In March, New Jersey State Comptroller Matthew Boxer completed a report on that authority and said, “In nearly every area we looked at, we found people who treated the DRPA like a personal ATM, from DRPA commissioners to private vendors to community organizations.”

Boxer also said that the authority already had begun addressing some of those problems.

Tim Ireland, DRPA’s director of communications, told Transport Topics, “We intend to accommodate the GAO in any way we possibly can, and we look forward to their interest.”

Ireland also said the GAO indicated it wants “to talk about the deliberations leading up to toll increases” and what things the bi-state compact agencies do to “promote transparency.”

The third tolling agency in the GAO study is the Delaware River and Bay Authority, which operates the Delaware Memorial Bridge between Delaware and New Jersey.

The fourth toll authority subject to the GAO inquiry is the Delaware River Joint Toll Bridge Commission, which operates 20 bridges — seven of them tolled — linking New Jersey and Pennsylvania from north of Philadelphia to the New York state line.

The GAO letter asked “staff to assist them . . . we intend to be cooperative,” said commission spokesman Joe Donnelly.

Three commission bridges carry traffic across the river for interstate highways 78, 80 and 95.

The interstate authorities may have attracted federal attention, but they’re not the only tolling entities coming under public criticism.

The New York State Thruway Authority announced in May it wants to raise tolls 45% on trucks only — a move called “inexcusable” by American Trucking Associations and several other trade groups, from manufacturers to farmers and foresters.

In a July 24 letter to New York Gov. Andrew Cuomo (D), the trade groups said the toll proposal does “not address the long and well-documented history of financial mismanagement” at the authority that led to “this ill-conceived plan to mandate a bailout from the trucking industry” and business sectors that rely on trucks.
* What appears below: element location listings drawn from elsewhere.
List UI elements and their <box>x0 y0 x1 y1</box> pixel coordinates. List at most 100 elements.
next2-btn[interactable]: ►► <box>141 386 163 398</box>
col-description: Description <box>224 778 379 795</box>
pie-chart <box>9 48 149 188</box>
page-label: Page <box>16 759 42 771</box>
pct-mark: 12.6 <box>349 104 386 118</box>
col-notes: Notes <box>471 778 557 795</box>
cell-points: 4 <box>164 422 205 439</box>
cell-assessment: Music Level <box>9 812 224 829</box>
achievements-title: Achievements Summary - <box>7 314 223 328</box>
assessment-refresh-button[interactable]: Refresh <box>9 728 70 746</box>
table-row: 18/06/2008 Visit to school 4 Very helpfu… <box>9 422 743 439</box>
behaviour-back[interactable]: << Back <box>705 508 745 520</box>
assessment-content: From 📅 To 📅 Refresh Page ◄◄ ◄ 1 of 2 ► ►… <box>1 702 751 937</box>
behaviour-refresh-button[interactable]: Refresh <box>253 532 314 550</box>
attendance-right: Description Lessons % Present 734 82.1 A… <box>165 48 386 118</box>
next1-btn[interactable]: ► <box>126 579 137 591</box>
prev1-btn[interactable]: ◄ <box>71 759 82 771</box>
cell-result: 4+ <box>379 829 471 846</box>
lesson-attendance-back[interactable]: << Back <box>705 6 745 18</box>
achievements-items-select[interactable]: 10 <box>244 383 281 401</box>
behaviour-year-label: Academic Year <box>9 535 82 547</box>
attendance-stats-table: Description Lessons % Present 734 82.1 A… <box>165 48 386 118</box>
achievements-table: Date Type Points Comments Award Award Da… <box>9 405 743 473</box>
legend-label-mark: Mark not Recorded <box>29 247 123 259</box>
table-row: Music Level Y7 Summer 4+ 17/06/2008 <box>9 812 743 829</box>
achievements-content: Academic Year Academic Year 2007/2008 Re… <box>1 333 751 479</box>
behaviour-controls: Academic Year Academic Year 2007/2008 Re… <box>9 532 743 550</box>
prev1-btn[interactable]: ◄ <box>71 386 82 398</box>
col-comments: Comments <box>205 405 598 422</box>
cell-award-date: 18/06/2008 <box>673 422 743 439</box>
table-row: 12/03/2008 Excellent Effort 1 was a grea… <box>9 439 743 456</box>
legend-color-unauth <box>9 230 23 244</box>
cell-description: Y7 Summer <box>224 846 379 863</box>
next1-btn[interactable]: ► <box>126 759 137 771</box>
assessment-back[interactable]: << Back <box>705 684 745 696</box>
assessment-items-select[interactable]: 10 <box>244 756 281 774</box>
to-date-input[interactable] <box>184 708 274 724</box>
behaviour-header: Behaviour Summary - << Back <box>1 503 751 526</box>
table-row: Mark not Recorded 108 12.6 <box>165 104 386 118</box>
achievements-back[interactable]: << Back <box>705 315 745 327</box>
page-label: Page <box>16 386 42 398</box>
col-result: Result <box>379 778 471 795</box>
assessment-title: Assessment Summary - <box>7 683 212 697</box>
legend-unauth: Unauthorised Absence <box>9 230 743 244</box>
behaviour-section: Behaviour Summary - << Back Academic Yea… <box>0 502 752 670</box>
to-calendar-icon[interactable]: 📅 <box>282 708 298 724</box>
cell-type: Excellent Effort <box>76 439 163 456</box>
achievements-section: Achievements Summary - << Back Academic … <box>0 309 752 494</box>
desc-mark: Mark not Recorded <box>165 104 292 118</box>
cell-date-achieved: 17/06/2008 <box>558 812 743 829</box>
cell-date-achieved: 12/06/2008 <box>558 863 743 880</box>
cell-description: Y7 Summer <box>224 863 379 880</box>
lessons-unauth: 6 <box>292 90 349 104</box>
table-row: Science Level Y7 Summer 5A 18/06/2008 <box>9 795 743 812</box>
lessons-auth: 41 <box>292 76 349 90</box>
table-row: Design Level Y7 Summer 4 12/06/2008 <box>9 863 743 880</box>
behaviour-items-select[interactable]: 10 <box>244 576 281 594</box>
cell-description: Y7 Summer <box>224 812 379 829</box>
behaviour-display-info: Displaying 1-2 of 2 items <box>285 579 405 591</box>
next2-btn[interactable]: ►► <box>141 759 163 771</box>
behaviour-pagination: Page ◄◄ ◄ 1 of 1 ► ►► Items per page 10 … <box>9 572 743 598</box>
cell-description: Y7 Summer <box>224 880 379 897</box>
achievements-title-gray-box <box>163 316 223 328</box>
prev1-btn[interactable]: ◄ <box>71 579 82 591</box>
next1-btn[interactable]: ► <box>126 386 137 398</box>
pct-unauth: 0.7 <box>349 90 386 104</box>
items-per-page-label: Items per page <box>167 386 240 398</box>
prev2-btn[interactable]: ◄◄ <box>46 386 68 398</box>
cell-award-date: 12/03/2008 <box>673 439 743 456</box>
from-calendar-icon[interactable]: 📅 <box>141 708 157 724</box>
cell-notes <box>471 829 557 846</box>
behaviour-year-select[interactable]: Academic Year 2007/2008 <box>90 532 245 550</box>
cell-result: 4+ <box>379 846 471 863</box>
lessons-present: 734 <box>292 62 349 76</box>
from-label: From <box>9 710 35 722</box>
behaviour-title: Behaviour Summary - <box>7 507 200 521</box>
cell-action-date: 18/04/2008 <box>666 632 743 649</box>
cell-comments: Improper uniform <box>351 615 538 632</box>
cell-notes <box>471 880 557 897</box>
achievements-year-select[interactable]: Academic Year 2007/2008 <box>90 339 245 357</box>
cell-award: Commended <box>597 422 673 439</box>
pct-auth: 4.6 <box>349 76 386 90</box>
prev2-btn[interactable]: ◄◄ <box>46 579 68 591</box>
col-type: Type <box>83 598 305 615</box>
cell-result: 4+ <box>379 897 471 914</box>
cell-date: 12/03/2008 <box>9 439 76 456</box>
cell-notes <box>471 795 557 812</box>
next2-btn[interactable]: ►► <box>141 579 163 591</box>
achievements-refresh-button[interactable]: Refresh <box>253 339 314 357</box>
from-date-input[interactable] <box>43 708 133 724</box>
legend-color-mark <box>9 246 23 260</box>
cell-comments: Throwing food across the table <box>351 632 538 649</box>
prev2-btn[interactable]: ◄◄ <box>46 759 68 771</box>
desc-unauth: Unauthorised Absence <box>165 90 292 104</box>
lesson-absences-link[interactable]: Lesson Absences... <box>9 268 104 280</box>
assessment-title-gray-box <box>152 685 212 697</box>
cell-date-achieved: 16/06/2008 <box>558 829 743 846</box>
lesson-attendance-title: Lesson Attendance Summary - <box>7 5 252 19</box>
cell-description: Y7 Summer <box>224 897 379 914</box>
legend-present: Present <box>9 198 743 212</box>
Meanwhile, in Maine, the state’s turnpike authority is proposing toll increases that could see the toll on a 5-axle truck rise almost 50% — from $19.20 to $28.70.

“The reason for additional revenue is understandable,” said Brian Parke, president of the Maine Motor Transport Association. “They have to pay off bonds, and they have financial obligations that we understand.”

But truckers are working with the turnpike in an effort to reduce the increase and, perhaps, get it phased in, so carriers have time to adjust shipping contracts.

In Virginia, meanwhile, ATA, the Virginia Trucking Association and Natso, which represents truck stop operators, announced July 23 that they are helping organize a grassroots campaign against a plan by Gov. Bob McDonnell (R) to toll Interstate 95.

Virginia and North Carolina have been accepted into a federal pilot program under which they will apply for federal permission to toll I-95.

In Chicago, the Reason Foundation think tank unveiled a $52 billion proposal on July 19 to put tolls on nearly a dozen roads and tunnels in Chicago.

But in Georgia, Gov. Nathan Deal (R) announced the same day he will end tolling on Georgia State Route 400 next year because the debt incurred against the toll revenues is almost paid.